Because there’s no reliable cure, the diagnosis often leads to a lot of uncertainty. What are the treatment options? What are the odds? How long do I have? How will I feel? How will I pay for everything? The questions pile up fast, so it can be important to step back, take a breath and seek greater clarity.
The statistics only tell a part of the story
Looking for more information about mesothelioma can be scary. Many of the studies focus on survival rates, the stages of diagnosis and palliative care. However, it’s important to remember that statistics tell the general story for many people. They don’t necessarily tell your story.
They don’t tell you about the factors that might lie outside their study. They rarely tell you the human side of the story. For those details, you may need to turn to more anecdotal survivor stories.
The American Cancer Society (ACA) hosts one such story on its website. The story addresses the situation of a 70-year-old woman who lived with mesothelioma for more than seven years by the time she shared her story. That’s already beating the odds, but the details she shared are even more telling:
- She was diagnosed with pleural mesothelioma after first thinking her coughing, chest pains and shortness of breath might have been signs of pneumonia. Early misdiagnoses are common. However, because the woman kept looking for answers when her symptoms didn’t worsen, she eventually got a biopsy and the diagnosis she needed to start treating the root problem.
- The doctors caught her mesothelioma early enough to perform surgery. Surgery isn’t always an option, but the most aggressive treatments often produce better results. Even so, the surgery didn’t remove all the cancer. After her surgery, the woman still needed to go through chemotherapy.
- Years later, the cancer returned. No one wants to go through treatment only to have their cancer return. But the woman told the ACA she still manages to remain active. She takes pain medicine and an immunotherapy drug. Even though such treatments don’t destroy the cancer, they may slow its progression and improve a person’s quality of life.
- The right support network was critical throughout the process. The woman said her support network consisted of her dogs and siblings. She didn’t have a spouse or children, but her support network gave her the strength and encouragement to get through the most challenging days.

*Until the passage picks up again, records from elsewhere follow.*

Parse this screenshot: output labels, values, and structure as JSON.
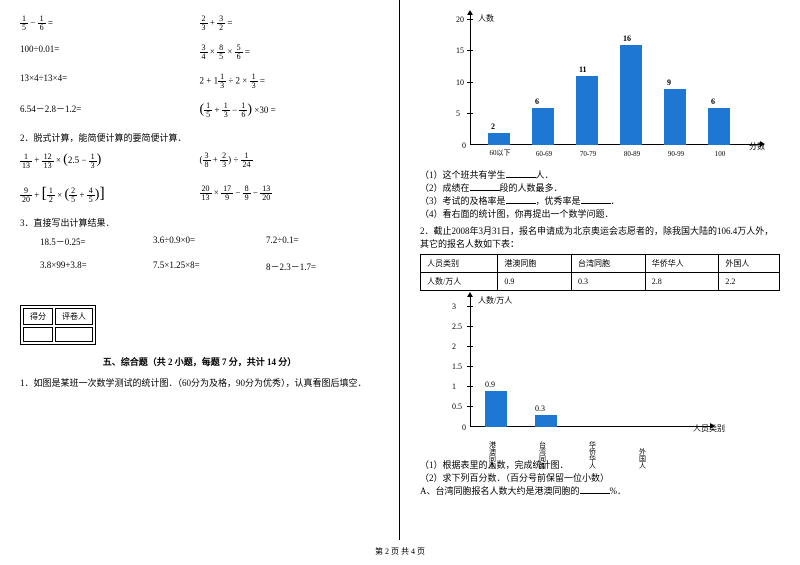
{
  "left": {
    "eq1a": "=",
    "eq1b": "=",
    "eq2a": "100÷0.01=",
    "eq3a": "13×4÷13×4=",
    "eq4a": "6.54－2.8－1.2=",
    "eq_paren": "×30 =",
    "item2": "2．脱式计算，能简便计算的要简便计算．",
    "item3": "3．直接写出计算结果．",
    "calc1": "18.5－0.25=",
    "calc2": "3.6÷0.9×0=",
    "calc3": "7.2÷0.1=",
    "calc4": "3.8×99+3.8=",
    "calc5": "7.5×1.25×8=",
    "calc6": "8－2.3－1.7=",
    "score1": "得分",
    "score2": "评卷人",
    "section5": "五、综合题（共 2 小题，每题 7 分，共计 14 分）",
    "q1": "1．如图是某班一次数学测试的统计图．（60分为及格，90分为优秀），认真看图后填空．"
  },
  "right": {
    "chart1": {
      "ylabel": "人数",
      "xlabel": "分数",
      "cats": [
        "60以下",
        "60-69",
        "70-79",
        "80-89",
        "90-99",
        "100"
      ],
      "vals": [
        2,
        6,
        11,
        16,
        9,
        6
      ],
      "yticks": [
        "5",
        "10",
        "15",
        "20"
      ],
      "bar_color": "#1f77d4"
    },
    "q1_1": "（1）这个班共有学生",
    "q1_1b": "人．",
    "q1_2": "（2）成绩在",
    "q1_2b": "段的人数最多．",
    "q1_3": "（3）考试的及格率是",
    "q1_3b": "，优秀率是",
    "q1_3c": "．",
    "q1_4": "（4）看右面的统计图，你再提出一个数学问题．",
    "q2": "2．截止2008年3月31日，报名申请成为北京奥运会志愿者的，除我国大陆的106.4万人外，其它的报名人数如下表：",
    "tbl": {
      "h1": "人员类别",
      "h2": "港澳同胞",
      "h3": "台湾同胞",
      "h4": "华侨华人",
      "h5": "外国人",
      "r1": "人数/万人",
      "v1": "0.9",
      "v2": "0.3",
      "v3": "2.8",
      "v4": "2.2"
    },
    "chart2": {
      "ylabel": "人数/万人",
      "xlabel": "人员类别",
      "cats": [
        "港澳同胞",
        "台湾同胞",
        "华侨华人",
        "外国人"
      ],
      "vals": [
        0.9,
        0.3,
        null,
        null
      ],
      "labels": [
        "0.9",
        "0.3"
      ],
      "yticks": [
        "0.5",
        "1",
        "1.5",
        "2",
        "2.5",
        "3"
      ]
    },
    "q2_1": "（1）根据表里的人数，完成统计图．",
    "q2_2": "（2）求下列百分数．（百分号前保留一位小数）",
    "q2_a": "A、台湾同胞报名人数大约是港澳同胞的",
    "q2_ab": "%．"
  },
  "footer": "第 2 页 共 4 页"
}
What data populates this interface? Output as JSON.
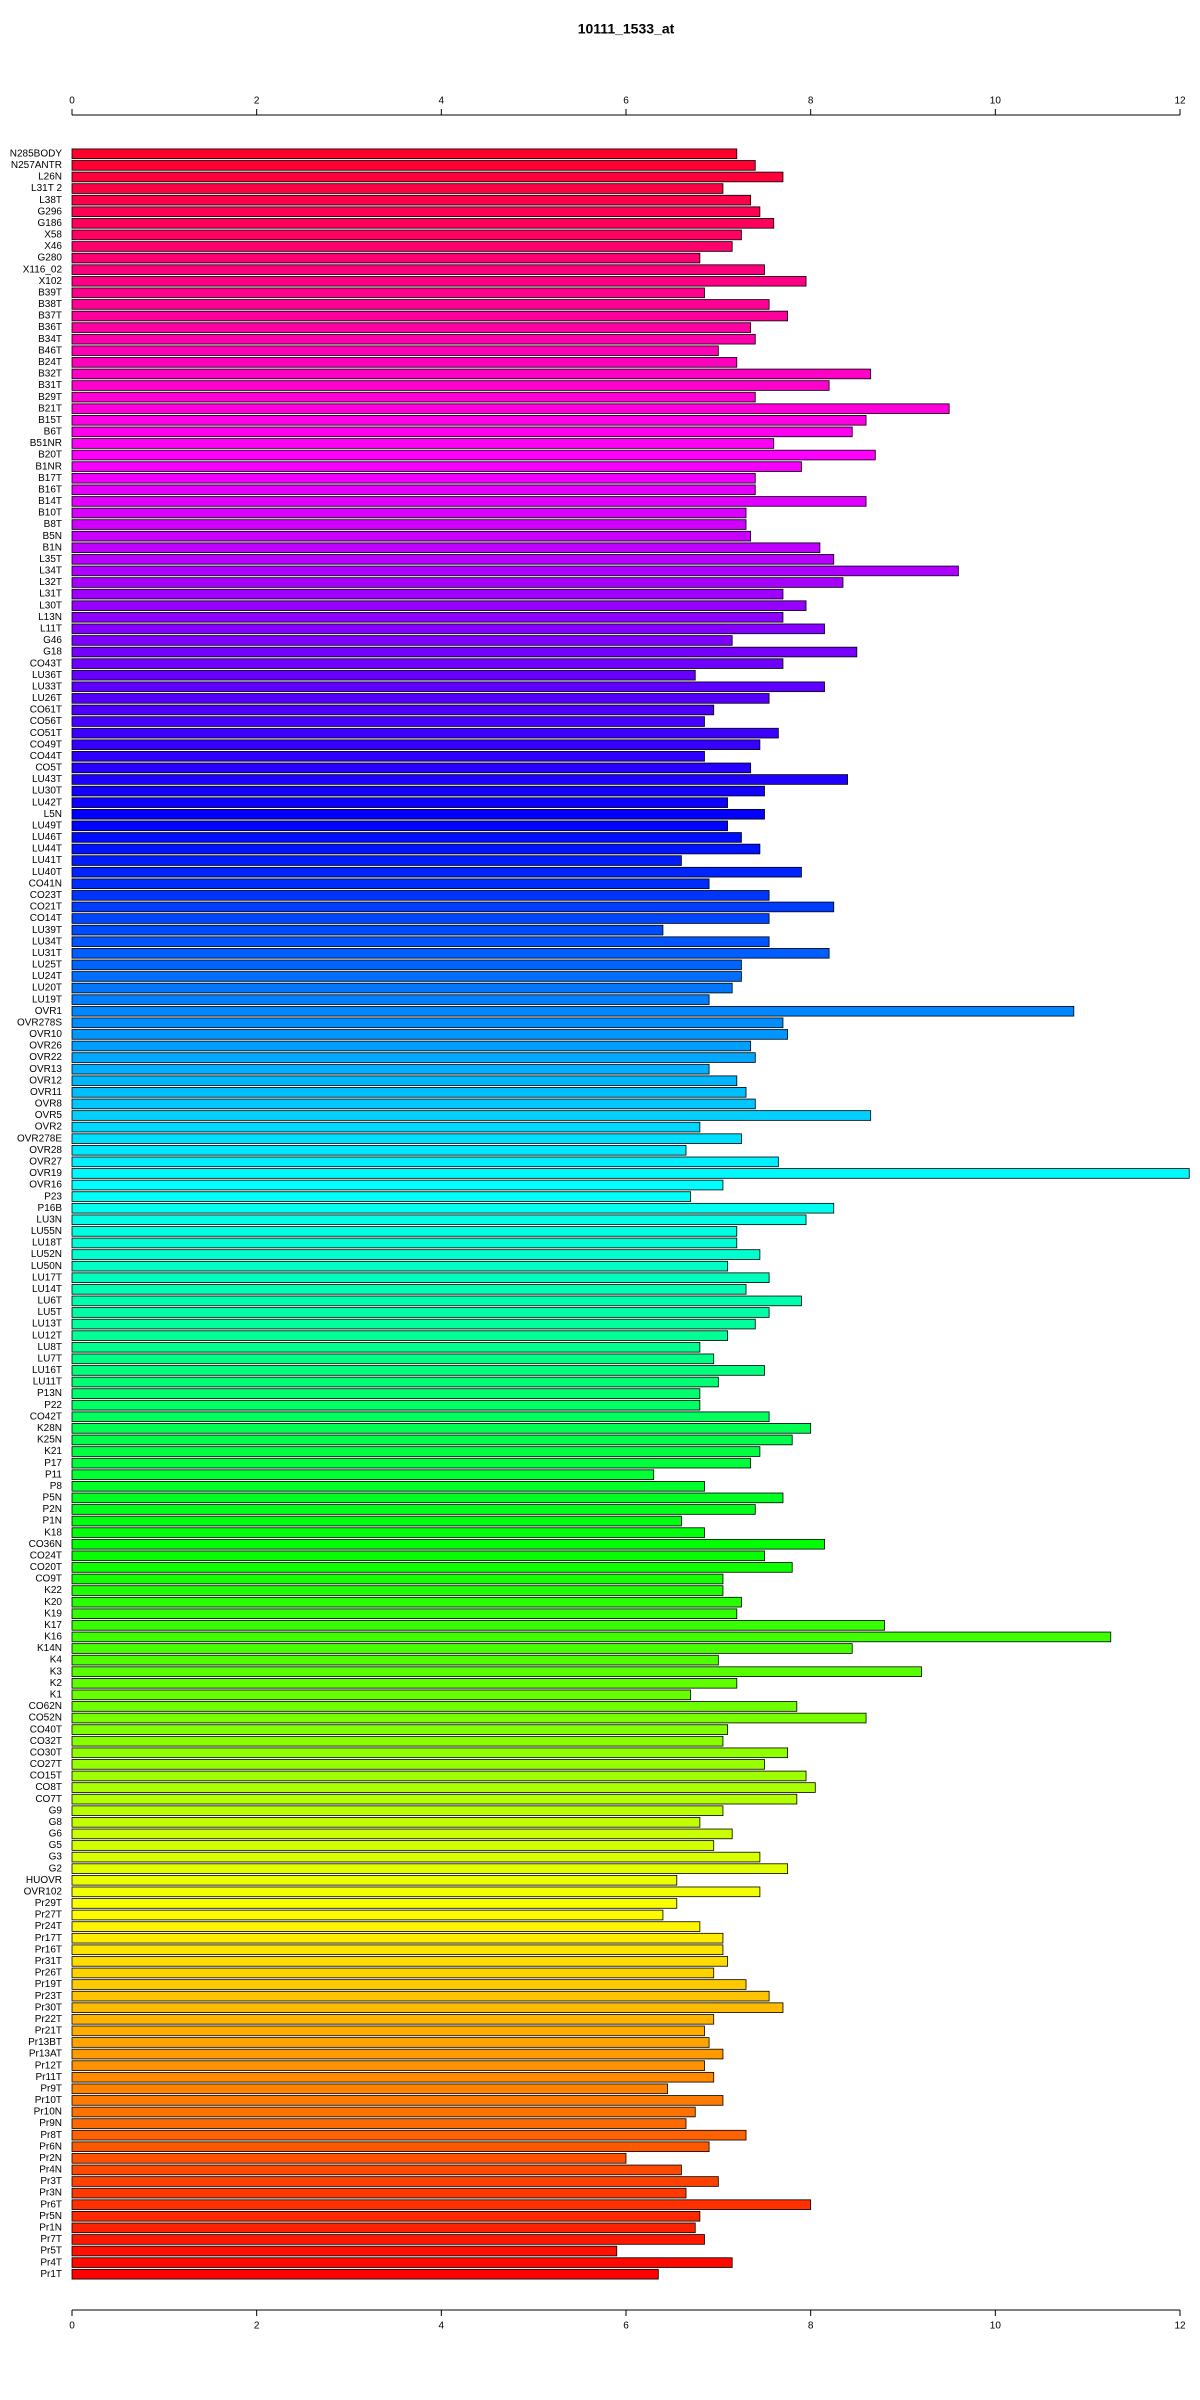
{
  "chart_data": {
    "type": "barh",
    "title": "10111_1533_at",
    "categories": [
      "N285BODY",
      "N257ANTR",
      "L26N",
      "L31T 2",
      "L38T",
      "G296",
      "G186",
      "X58",
      "X46",
      "G280",
      "X116_02",
      "X102",
      "B39T",
      "B38T",
      "B37T",
      "B36T",
      "B34T",
      "B46T",
      "B24T",
      "B32T",
      "B31T",
      "B29T",
      "B21T",
      "B15T",
      "B6T",
      "B51NR",
      "B20T",
      "B1NR",
      "B17T",
      "B16T",
      "B14T",
      "B10T",
      "B8T",
      "B5N",
      "B1N",
      "L35T",
      "L34T",
      "L32T",
      "L31T",
      "L30T",
      "L13N",
      "L11T",
      "G46",
      "G18",
      "CO43T",
      "LU36T",
      "LU33T",
      "LU26T",
      "CO61T",
      "CO56T",
      "CO51T",
      "CO49T",
      "CO44T",
      "CO5T",
      "LU43T",
      "LU30T",
      "LU42T",
      "L5N",
      "LU49T",
      "LU46T",
      "LU44T",
      "LU41T",
      "LU40T",
      "CO41N",
      "CO23T",
      "CO21T",
      "CO14T",
      "LU39T",
      "LU34T",
      "LU31T",
      "LU25T",
      "LU24T",
      "LU20T",
      "LU19T",
      "OVR1",
      "OVR278S",
      "OVR10",
      "OVR26",
      "OVR22",
      "OVR13",
      "OVR12",
      "OVR11",
      "OVR8",
      "OVR5",
      "OVR2",
      "OVR278E",
      "OVR28",
      "OVR27",
      "OVR19",
      "OVR16",
      "P23",
      "P16B",
      "LU3N",
      "LU55N",
      "LU18T",
      "LU52N",
      "LU50N",
      "LU17T",
      "LU14T",
      "LU6T",
      "LU5T",
      "LU13T",
      "LU12T",
      "LU8T",
      "LU7T",
      "LU16T",
      "LU11T",
      "P13N",
      "P22",
      "CO42T",
      "K28N",
      "K25N",
      "K21",
      "P17",
      "P11",
      "P8",
      "P5N",
      "P2N",
      "P1N",
      "K18",
      "CO36N",
      "CO24T",
      "CO20T",
      "CO9T",
      "K22",
      "K20",
      "K19",
      "K17",
      "K16",
      "K14N",
      "K4",
      "K3",
      "K2",
      "K1",
      "CO62N",
      "CO52N",
      "CO40T",
      "CO32T",
      "CO30T",
      "CO27T",
      "CO15T",
      "CO8T",
      "CO7T",
      "G9",
      "G8",
      "G6",
      "G5",
      "G3",
      "G2",
      "HUOVR",
      "OVR102",
      "Pr29T",
      "Pr27T",
      "Pr24T",
      "Pr17T",
      "Pr16T",
      "Pr31T",
      "Pr26T",
      "Pr19T",
      "Pr23T",
      "Pr30T",
      "Pr22T",
      "Pr21T",
      "Pr13BT",
      "Pr13AT",
      "Pr12T",
      "Pr11T",
      "Pr9T",
      "Pr10T",
      "Pr10N",
      "Pr9N",
      "Pr8T",
      "Pr6N",
      "Pr2N",
      "Pr4N",
      "Pr3T",
      "Pr3N",
      "Pr6T",
      "Pr5N",
      "Pr1N",
      "Pr7T",
      "Pr5T",
      "Pr4T",
      "Pr1T"
    ],
    "values": [
      7.2,
      7.4,
      7.7,
      7.05,
      7.35,
      7.45,
      7.6,
      7.25,
      7.15,
      6.8,
      7.5,
      7.95,
      6.85,
      7.55,
      7.75,
      7.35,
      7.4,
      7.0,
      7.2,
      8.65,
      8.2,
      7.4,
      9.5,
      8.6,
      8.45,
      7.6,
      8.7,
      7.9,
      7.4,
      7.4,
      8.6,
      7.3,
      7.3,
      7.35,
      8.1,
      8.25,
      9.6,
      8.35,
      7.7,
      7.95,
      7.7,
      8.15,
      7.15,
      8.5,
      7.7,
      6.75,
      8.15,
      7.55,
      6.95,
      6.85,
      7.65,
      7.45,
      6.85,
      7.35,
      8.4,
      7.5,
      7.1,
      7.5,
      7.1,
      7.25,
      7.45,
      6.6,
      7.9,
      6.9,
      7.55,
      8.25,
      7.55,
      6.4,
      7.55,
      8.2,
      7.25,
      7.25,
      7.15,
      6.9,
      10.85,
      7.7,
      7.75,
      7.35,
      7.4,
      6.9,
      7.2,
      7.3,
      7.4,
      8.65,
      6.8,
      7.25,
      6.65,
      7.65,
      12.1,
      7.05,
      6.7,
      8.25,
      7.95,
      7.2,
      7.2,
      7.45,
      7.1,
      7.55,
      7.3,
      7.9,
      7.55,
      7.4,
      7.1,
      6.8,
      6.95,
      7.5,
      7.0,
      6.8,
      6.8,
      7.55,
      8.0,
      7.8,
      7.45,
      7.35,
      6.3,
      6.85,
      7.7,
      7.4,
      6.6,
      6.85,
      8.15,
      7.5,
      7.8,
      7.05,
      7.05,
      7.25,
      7.2,
      8.8,
      11.25,
      8.45,
      7.0,
      9.2,
      7.2,
      6.7,
      7.85,
      8.6,
      7.1,
      7.05,
      7.75,
      7.5,
      7.95,
      8.05,
      7.85,
      7.05,
      6.8,
      7.15,
      6.95,
      7.45,
      7.75,
      6.55,
      7.45,
      6.55,
      6.4,
      6.8,
      7.05,
      7.05,
      7.1,
      6.95,
      7.3,
      7.55,
      7.7,
      6.95,
      6.85,
      6.9,
      7.05,
      6.85,
      6.95,
      6.45,
      7.05,
      6.75,
      6.65,
      7.3,
      6.9,
      6.0,
      6.6,
      7.0,
      6.65,
      8.0,
      6.8,
      6.75,
      6.85,
      5.9,
      7.15,
      6.35
    ],
    "color_hue_range": [
      350,
      0
    ],
    "xlim": [
      0,
      12
    ],
    "xticks": [
      0,
      2,
      4,
      6,
      8,
      10,
      12
    ]
  }
}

- It’s important to note the woman’s story reflected a positive attitude. As Dr. Gould pointed out, there are significant ties between a good attitude and medical results. In the woman’s case, this didn’t mean an unrealistic attitude. After the cancer returned, she didn’t tell herself she was going to beat it. But she sought to make the most of each day, celebrating life with her friends and family.
Even as the woman’s story reveals what it’s like to live with mesothelioma, it hints at many of the frustrations. For example, the woman struggled to think about how she might have gotten the disease. Mesothelioma almost always owes to asbestos exposure, but it might not appear until many years after exposure.
Getting the right help is important
It’s important to get the right help to remain grounded and positive. But good help is important for other reasons, too. A study published in 2019 found that mesothelioma patients averaged nearly $25,000 in hospitalization costs. On top of these expenses, patients must frequently pay for chemotherapy and medications. Altogether, mesothelioma treatments may cost upward of $11,000 per month.
Insurance may cover many of these expenses, but no one wants to pay thousands of dollars out of pocket to cover the gaps. This is why so many mesothelioma victims seek legal representation. Victims who get the financial recovery they deserve may better focus on their physical and mental health.